Scavi, potatura delle radici,  disinfezioni e bio-protezione, imbragatura della zolla, legatura dell'albero, estrazione e sollevamento, trasporto, riposizionamento e piantagione: fasi complesse che vanno gestite ognuna con cognizione.
I grandi trapianti sono perciò interventi molto costosi se eseguiti a regola d’arte nei giusti tempi. Possono invece essere anche economici procedendo con la tecnica detta “dello scavo e dello strappo” grazie alla quale clienti sprovveduti, tecnici incapaci e imprese senza scrupoli si lanciano nello spostamento di alberi destinati a deperire entro pochi anni con i tipici sintomi del lavoro malfatto ossia: chioma rada e corteccia del tronco che si fende e si distacca mostrando il legno disidratato.

Il grande trapianto non è un'operazione di giardinaggio o di edilizia; è invece un intervento specialistico di chirurgia e ingegneria vegetale.
La preparazione dell’albero al trapianto diventa perciò una fase delicata che ci obbliga ad organizzare l’intervento in 2 o anche 3 anni. Ecco allora che il trapianto avviene con soggetti che dispongono già di mezza zolla con nuove barbe radicali capaci di sostenere le esigenze idriche della nuova vegetazione.
Preparazione delle radici e della zolla, potatura adeguata della chioma, imbragatura bilanciata dell’albero, riposizionamento corretto a colletto emergente di qualche cm, attivazione biologica della terra di riempimento con Trichoderma harzianum e Globus sp, gestione delle irrigazioni di soccorso con regolare alternanza umido-asciutto per permette alle nuove radici di bere ma anche di respirare… sono solo alcuni degli accorgimenti che chi dirige il trapianto deve curare.

Tutto questo ha però un prezzo che va ragionato con il cliente prima di lanciarsi in un’operazione magari senza senso… perché non sempre ha senso il grande trapianto!
Già, perché un grande trapianto può costare anche più di un esemplare di grande dimensione preparato da 20 anni in gabbia in un buon vivaio.

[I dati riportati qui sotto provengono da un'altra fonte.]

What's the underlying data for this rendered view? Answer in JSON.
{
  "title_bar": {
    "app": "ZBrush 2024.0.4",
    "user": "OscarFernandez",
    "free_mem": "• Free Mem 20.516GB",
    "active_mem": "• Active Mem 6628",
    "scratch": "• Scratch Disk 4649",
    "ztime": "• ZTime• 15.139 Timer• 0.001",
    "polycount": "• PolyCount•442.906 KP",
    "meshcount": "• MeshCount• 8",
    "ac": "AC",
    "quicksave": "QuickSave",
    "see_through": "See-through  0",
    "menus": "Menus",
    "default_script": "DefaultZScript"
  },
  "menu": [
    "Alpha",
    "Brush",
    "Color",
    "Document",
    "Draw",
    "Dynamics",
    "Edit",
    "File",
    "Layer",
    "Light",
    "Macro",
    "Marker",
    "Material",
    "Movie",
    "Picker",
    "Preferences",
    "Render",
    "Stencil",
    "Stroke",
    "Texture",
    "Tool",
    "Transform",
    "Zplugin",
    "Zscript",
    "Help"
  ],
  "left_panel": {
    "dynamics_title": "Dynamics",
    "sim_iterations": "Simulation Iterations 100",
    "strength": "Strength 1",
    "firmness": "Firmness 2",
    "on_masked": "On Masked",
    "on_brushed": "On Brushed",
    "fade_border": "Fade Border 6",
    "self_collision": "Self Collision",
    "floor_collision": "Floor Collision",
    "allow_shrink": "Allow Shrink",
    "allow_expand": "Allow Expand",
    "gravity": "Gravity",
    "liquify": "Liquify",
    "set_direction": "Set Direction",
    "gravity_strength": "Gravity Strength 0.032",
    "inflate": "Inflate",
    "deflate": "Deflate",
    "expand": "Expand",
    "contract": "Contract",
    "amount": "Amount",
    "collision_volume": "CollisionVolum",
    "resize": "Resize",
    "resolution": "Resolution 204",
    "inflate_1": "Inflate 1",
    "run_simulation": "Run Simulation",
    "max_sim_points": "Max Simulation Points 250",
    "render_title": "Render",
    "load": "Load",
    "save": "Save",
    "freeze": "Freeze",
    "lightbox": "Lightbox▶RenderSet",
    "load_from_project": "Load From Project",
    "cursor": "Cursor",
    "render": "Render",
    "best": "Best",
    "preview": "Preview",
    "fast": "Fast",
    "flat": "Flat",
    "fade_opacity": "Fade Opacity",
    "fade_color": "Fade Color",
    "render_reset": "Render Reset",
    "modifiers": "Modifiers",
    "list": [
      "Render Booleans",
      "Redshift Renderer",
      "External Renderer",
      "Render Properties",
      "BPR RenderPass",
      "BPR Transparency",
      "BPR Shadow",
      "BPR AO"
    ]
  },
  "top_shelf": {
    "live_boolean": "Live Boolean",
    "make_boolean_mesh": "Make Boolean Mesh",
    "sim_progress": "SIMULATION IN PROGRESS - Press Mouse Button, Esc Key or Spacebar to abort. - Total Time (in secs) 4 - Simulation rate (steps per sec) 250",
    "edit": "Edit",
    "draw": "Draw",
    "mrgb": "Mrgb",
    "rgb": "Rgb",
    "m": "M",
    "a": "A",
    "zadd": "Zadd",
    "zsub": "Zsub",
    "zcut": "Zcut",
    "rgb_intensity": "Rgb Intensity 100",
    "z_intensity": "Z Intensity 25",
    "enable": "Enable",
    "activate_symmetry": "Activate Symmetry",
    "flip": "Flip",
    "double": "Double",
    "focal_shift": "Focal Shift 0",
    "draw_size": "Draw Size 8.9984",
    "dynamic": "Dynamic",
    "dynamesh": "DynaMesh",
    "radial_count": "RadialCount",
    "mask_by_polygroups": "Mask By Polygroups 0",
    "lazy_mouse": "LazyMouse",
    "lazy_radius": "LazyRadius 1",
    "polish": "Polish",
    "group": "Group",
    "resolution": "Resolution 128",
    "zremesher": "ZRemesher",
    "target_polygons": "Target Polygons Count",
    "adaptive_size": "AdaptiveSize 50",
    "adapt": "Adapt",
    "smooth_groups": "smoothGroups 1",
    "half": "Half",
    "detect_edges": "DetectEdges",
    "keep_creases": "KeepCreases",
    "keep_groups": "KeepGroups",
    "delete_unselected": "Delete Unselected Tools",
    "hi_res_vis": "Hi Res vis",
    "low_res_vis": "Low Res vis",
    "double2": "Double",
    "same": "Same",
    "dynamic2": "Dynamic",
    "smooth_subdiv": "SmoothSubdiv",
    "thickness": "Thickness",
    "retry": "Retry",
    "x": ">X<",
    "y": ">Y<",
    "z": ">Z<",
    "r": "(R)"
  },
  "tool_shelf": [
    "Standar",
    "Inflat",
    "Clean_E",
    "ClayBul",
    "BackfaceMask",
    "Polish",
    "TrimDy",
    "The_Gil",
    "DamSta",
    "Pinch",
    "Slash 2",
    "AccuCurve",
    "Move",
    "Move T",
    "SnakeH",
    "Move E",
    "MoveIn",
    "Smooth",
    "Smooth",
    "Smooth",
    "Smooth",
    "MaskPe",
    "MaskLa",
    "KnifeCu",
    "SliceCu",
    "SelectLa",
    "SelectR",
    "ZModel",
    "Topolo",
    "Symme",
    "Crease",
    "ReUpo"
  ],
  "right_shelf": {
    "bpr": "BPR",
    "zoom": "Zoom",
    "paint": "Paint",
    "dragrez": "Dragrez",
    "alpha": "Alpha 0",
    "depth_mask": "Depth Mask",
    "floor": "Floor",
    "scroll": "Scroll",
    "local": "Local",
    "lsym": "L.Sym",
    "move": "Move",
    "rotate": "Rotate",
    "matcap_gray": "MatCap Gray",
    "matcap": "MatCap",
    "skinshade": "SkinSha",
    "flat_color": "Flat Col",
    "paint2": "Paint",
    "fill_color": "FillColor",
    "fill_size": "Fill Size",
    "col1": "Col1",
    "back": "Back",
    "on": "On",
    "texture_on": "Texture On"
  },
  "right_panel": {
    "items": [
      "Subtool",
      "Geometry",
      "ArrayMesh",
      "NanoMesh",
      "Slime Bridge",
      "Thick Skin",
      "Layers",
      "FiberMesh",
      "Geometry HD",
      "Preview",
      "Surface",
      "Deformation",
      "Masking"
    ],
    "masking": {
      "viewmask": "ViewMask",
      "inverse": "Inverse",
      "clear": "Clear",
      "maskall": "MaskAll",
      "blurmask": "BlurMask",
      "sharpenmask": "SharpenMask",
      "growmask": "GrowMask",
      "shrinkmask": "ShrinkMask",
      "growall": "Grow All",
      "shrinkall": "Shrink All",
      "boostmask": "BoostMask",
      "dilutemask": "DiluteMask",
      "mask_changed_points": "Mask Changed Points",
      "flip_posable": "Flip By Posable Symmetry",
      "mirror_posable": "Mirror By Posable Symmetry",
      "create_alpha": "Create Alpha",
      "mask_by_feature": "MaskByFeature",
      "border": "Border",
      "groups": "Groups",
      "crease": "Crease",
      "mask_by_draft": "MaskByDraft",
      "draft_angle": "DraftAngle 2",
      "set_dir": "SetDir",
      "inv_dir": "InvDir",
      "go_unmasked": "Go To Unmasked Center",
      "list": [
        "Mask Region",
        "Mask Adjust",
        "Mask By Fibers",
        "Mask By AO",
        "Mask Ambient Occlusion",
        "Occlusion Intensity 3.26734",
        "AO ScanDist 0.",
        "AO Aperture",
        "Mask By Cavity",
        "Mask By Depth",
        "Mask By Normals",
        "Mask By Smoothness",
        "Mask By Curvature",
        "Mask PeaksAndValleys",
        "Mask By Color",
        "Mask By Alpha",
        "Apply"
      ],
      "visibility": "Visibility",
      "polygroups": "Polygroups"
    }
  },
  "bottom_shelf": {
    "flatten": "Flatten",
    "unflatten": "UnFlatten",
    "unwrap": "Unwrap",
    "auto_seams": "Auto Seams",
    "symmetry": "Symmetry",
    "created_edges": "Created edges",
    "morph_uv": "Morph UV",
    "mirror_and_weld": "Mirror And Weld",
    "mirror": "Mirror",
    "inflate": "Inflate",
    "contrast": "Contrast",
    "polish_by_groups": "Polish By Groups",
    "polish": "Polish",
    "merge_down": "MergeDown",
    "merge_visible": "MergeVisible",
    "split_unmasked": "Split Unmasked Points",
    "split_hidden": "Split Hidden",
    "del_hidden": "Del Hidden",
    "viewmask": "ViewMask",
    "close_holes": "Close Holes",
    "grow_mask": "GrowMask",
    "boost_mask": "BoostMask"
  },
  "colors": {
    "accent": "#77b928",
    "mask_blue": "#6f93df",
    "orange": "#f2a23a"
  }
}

Ecco perché il grande trapianto va ben valutato non solo tecnicamente ma anche economicamente con il cliente… sperando sempre che non ci sia di mezzo la prescrizione ingestibile di qualche soprintendente che impone la conservazione di una reliquia disperata già aggredita dai funghi cariogeni o senza riserve energetiche.

A parte questo… il grande trapianto resta operazione emozionante e di soddisfazione, purché chi la esegue ascolti le richieste dell’albero che sta nelle sue mani.